ALIENATION IN THE MILITARY: THE CASE OF TONIO HIXON
Loneliness does not come from not having people about one, but from being unable to communicate that which seems important to oneself, or from holding certain views which others find inadmissable. (C. G. Jung)
My name is Anthony Hixon. I was a LT (jg) in the Navy Explosive Ordnance Disposal. I became a bomb defuser because I couldn't figure out any other way to absolve myslef from actually being in the military during 1967-68. Inwardly, I found myself in deep sympathy with the Movement; outwardly, I tried to continue with my work. I felt that speaking out against any of the situations that disturbed me--the war attitudes, the racism, the bureaucratic inefficiency, the pervasive inhumanity--was both useless and dangerous. A folklore voice insisted, When you get in the military, you will find a crazy world--just do your job and don't let it bother you". It bothered the hell out of me and worse. I tried to contain that bother within me.

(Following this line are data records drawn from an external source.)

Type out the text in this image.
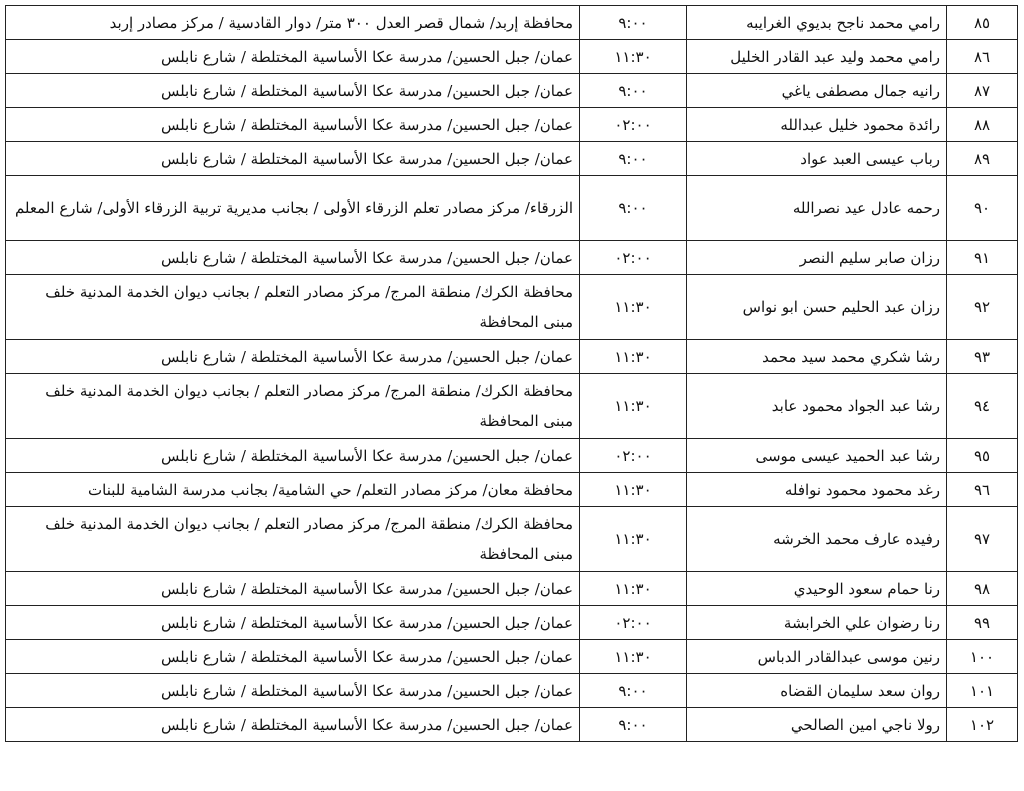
٨٥	رامي محمد ناجح بديوي الغرايبه	٩:٠٠	محافظة إربد/ شمال قصر العدل ٣٠٠ متر/ دوار القادسية / مركز مصادر إربد
٨٦	رامي محمد وليد عبد القادر الخليل	١١:٣٠	عمان/ جبل الحسين/ مدرسة عكا الأساسية المختلطة / شارع نابلس
٨٧	رانيه جمال مصطفى ياغي	٩:٠٠	عمان/ جبل الحسين/ مدرسة عكا الأساسية المختلطة / شارع نابلس
٨٨	رائدة محمود خليل عبدالله	٠٢:٠٠	عمان/ جبل الحسين/ مدرسة عكا الأساسية المختلطة / شارع نابلس
٨٩	رباب عيسى العبد عواد	٩:٠٠	عمان/ جبل الحسين/ مدرسة عكا الأساسية المختلطة / شارع نابلس
٩٠	رحمه عادل عيد نصرالله	٩:٠٠	الزرقاء/ مركز مصادر تعلم الزرقاء الأولى / بجانب مديرية تربية الزرقاء الأولى/ شارع المعلم
٩١	رزان صابر سليم النصر	٠٢:٠٠	عمان/ جبل الحسين/ مدرسة عكا الأساسية المختلطة / شارع نابلس
٩٢	رزان عبد الحليم حسن ابو نواس	١١:٣٠	محافظة الكرك/ منطقة المرج/ مركز مصادر التعلم / بجانب ديوان الخدمة المدنية خلف مبنى المحافظة
٩٣	رشا شكري محمد سيد محمد	١١:٣٠	عمان/ جبل الحسين/ مدرسة عكا الأساسية المختلطة / شارع نابلس
٩٤	رشا عبد الجواد محمود عابد	١١:٣٠	محافظة الكرك/ منطقة المرج/ مركز مصادر التعلم / بجانب ديوان الخدمة المدنية خلف مبنى المحافظة
٩٥	رشا عبد الحميد عيسى موسى	٠٢:٠٠	عمان/ جبل الحسين/ مدرسة عكا الأساسية المختلطة / شارع نابلس
٩٦	رغد محمود محمود نوافله	١١:٣٠	محافظة معان/ مركز مصادر التعلم/ حي الشامية/ بجانب مدرسة الشامية للبنات
٩٧	رفيده عارف محمد الخرشه	١١:٣٠	محافظة الكرك/ منطقة المرج/ مركز مصادر التعلم / بجانب ديوان الخدمة المدنية خلف مبنى المحافظة
٩٨	رنا حمام سعود الوحيدي	١١:٣٠	عمان/ جبل الحسين/ مدرسة عكا الأساسية المختلطة / شارع نابلس
٩٩	رنا رضوان علي الخرابشة	٠٢:٠٠	عمان/ جبل الحسين/ مدرسة عكا الأساسية المختلطة / شارع نابلس
١٠٠	رنين موسى عبدالقادر الدباس	١١:٣٠	عمان/ جبل الحسين/ مدرسة عكا الأساسية المختلطة / شارع نابلس
١٠١	روان سعد سليمان القضاه	٩:٠٠	عمان/ جبل الحسين/ مدرسة عكا الأساسية المختلطة / شارع نابلس
١٠٢	رولا ناجي امين الصالحي	٩:٠٠	عمان/ جبل الحسين/ مدرسة عكا الأساسية المختلطة / شارع نابلس
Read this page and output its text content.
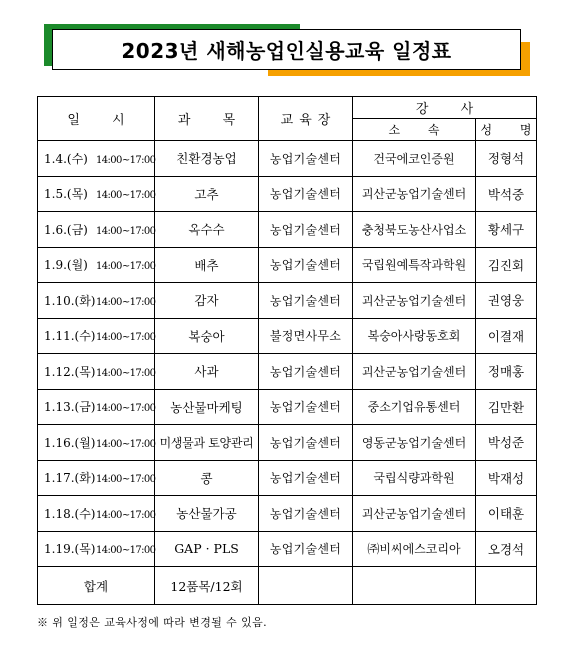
2023년 새해농업인실용교육 일정표
일 시	과 목	교육장	강 사	
			소 속	성 명
1.4.(수) 14:00~17:00	친환경농업	농업기술센터	건국에코인증원	정형석
1.5.(목) 14:00~17:00	고추	농업기술센터	괴산군농업기술센터	박석중
1.6.(금) 14:00~17:00	옥수수	농업기술센터	충청북도농산사업소	황세구
1.9.(월) 14:00~17:00	배추	농업기술센터	국립원예특작과학원	김진회
1.10.(화)14:00~17:00	감자	농업기술센터	괴산군농업기술센터	권영웅
1.11.(수)14:00~17:00	복숭아	불정면사무소	복숭아사랑동호회	이결재
1.12.(목)14:00~17:00	사과	농업기술센터	괴산군농업기술센터	정매홍
1.13.(금)14:00~17:00	농산물마케팅	농업기술센터	중소기업유통센터	김만환
1.16.(월)14:00~17:00	미생물과 토양관리	농업기술센터	영동군농업기술센터	박성준
1.17.(화)14:00~17:00	콩	농업기술센터	국립식량과학원	박재성
1.18.(수)14:00~17:00	농산물가공	농업기술센터	괴산군농업기술센터	이태훈
1.19.(목)14:00~17:00	GAP · PLS	농업기술센터	㈜비씨에스코리아	오경석
합계	12품목/12회			
※ 위 일정은 교육사정에 따라 변경될 수 있음.
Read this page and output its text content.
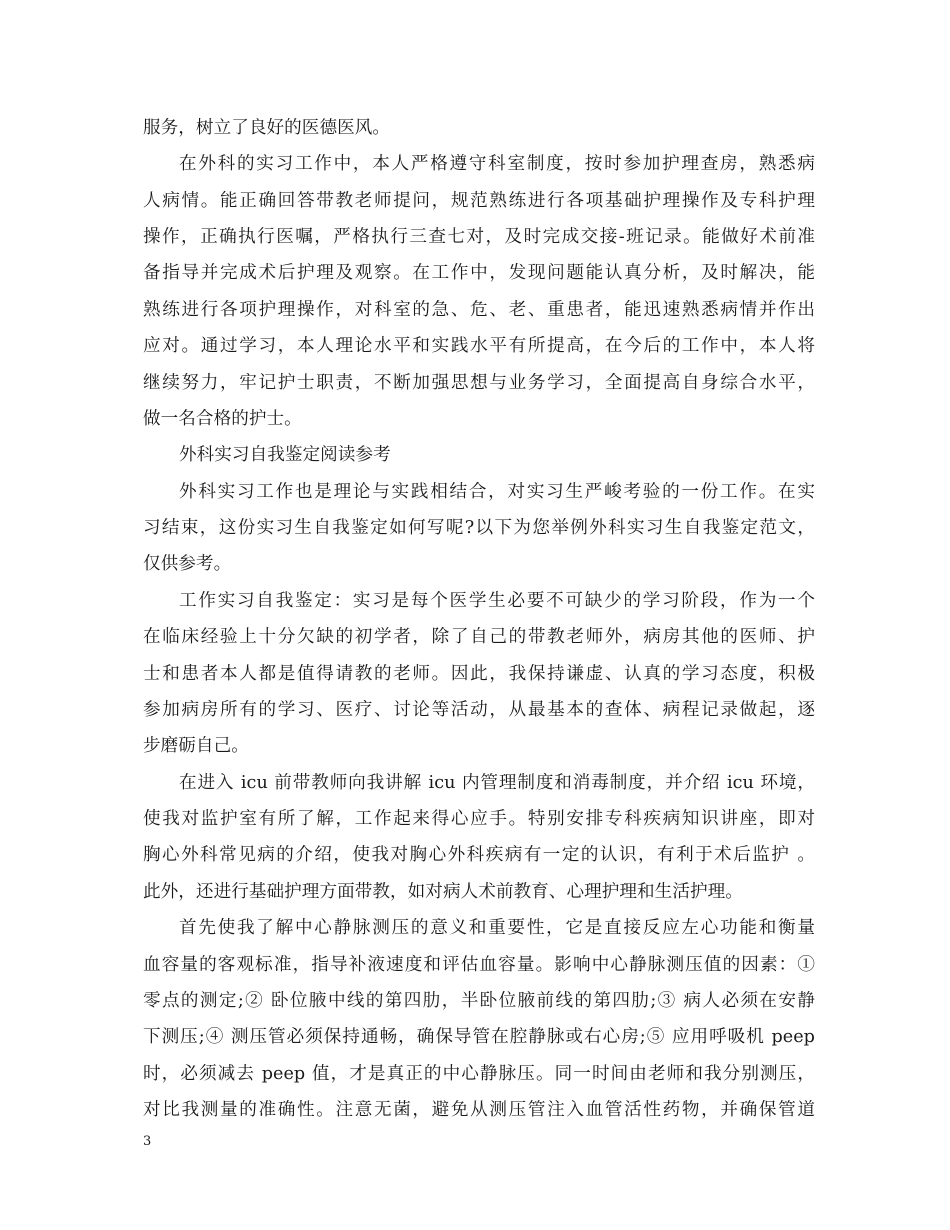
服务，树立了良好的医德医风。
在外科的实习工作中，本人严格遵守科室制度，按时参加护理查房，熟悉病
人病情。能正确回答带教老师提问，规范熟练进行各项基础护理操作及专科护理
操作，正确执行医嘱，严格执行三查七对，及时完成交接-班记录。能做好术前准
备指导并完成术后护理及观察。在工作中，发现问题能认真分析，及时解决，能
熟练进行各项护理操作，对科室的急、危、老、重患者，能迅速熟悉病情并作出
应对。通过学习，本人理论水平和实践水平有所提高，在今后的工作中，本人将
继续努力，牢记护士职责，不断加强思想与业务学习，全面提高自身综合水平，
做一名合格的护士。
外科实习自我鉴定阅读参考
外科实习工作也是理论与实践相结合，对实习生严峻考验的一份工作。在实
习结束，这份实习生自我鉴定如何写呢?以下为您举例外科实习生自我鉴定范文，
仅供参考。
工作实习自我鉴定：实习是每个医学生必要不可缺少的学习阶段，作为一个
在临床经验上十分欠缺的初学者，除了自己的带教老师外，病房其他的医师、护
士和患者本人都是值得请教的老师。因此，我保持谦虚、认真的学习态度，积极
参加病房所有的学习、医疗、讨论等活动，从最基本的查体、病程记录做起，逐
步磨砺自己。
在进入 icu 前带教师向我讲解 icu 内管理制度和消毒制度，并介绍 icu 环境，
使我对监护室有所了解，工作起来得心应手。特别安排专科疾病知识讲座，即对
胸心外科常见病的介绍，使我对胸心外科疾病有一定的认识，有利于术后监护 。
此外，还进行基础护理方面带教，如对病人术前教育、心理护理和生活护理。
首先使我了解中心静脉测压的意义和重要性，它是直接反应左心功能和衡量
血容量的客观标准，指导补液速度和评估血容量。影响中心静脉测压值的因素：①
零点的测定;② 卧位腋中线的第四肋，半卧位腋前线的第四肋;③ 病人必须在安静
下测压;④ 测压管必须保持通畅，确保导管在腔静脉或右心房;⑤ 应用呼吸机 peep
时，必须减去 peep 值，才是真正的中心静脉压。同一时间由老师和我分别测压，
对比我测量的准确性。注意无菌，避免从测压管注入血管活性药物，并确保管道
3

After twenty-three months of active duty, I went to my superiors and quit. Nobody knew quite what to do with an officer who said he couldn't and wouldn't go on living a moral dilemma. I was discharged.
The only reason for telling this story is that the whole of it is unnecessary. Isolation, futility, and fear drove me to the point where all I could do was lie down and say no. Quitting the military is as irrelevant as going through it with your heart and imagination and abilities locked in a time vault dated for your separation, your return from Nam, or your retirement. You must assume responsibility for your ideals. I know that in the military at large there are many OCS as well as career Officers who have experienced the same isolation, the same alienation. You are not alone, brother. If, through this newsletter, or through your own searchings, you can find other officers who are divided into public and private men and want to get themselves together, then you can find the strength to let people know where you stand. As an officer, you enlisted presumably because you felt you had a duty to your country. Is the nature of that duty to become a machine, or a man? Be honest. Talk to people. Let's get human intelligence and understanding right in the middle of our lives, where it belongs. There is no way to become invisible by putting on a hat.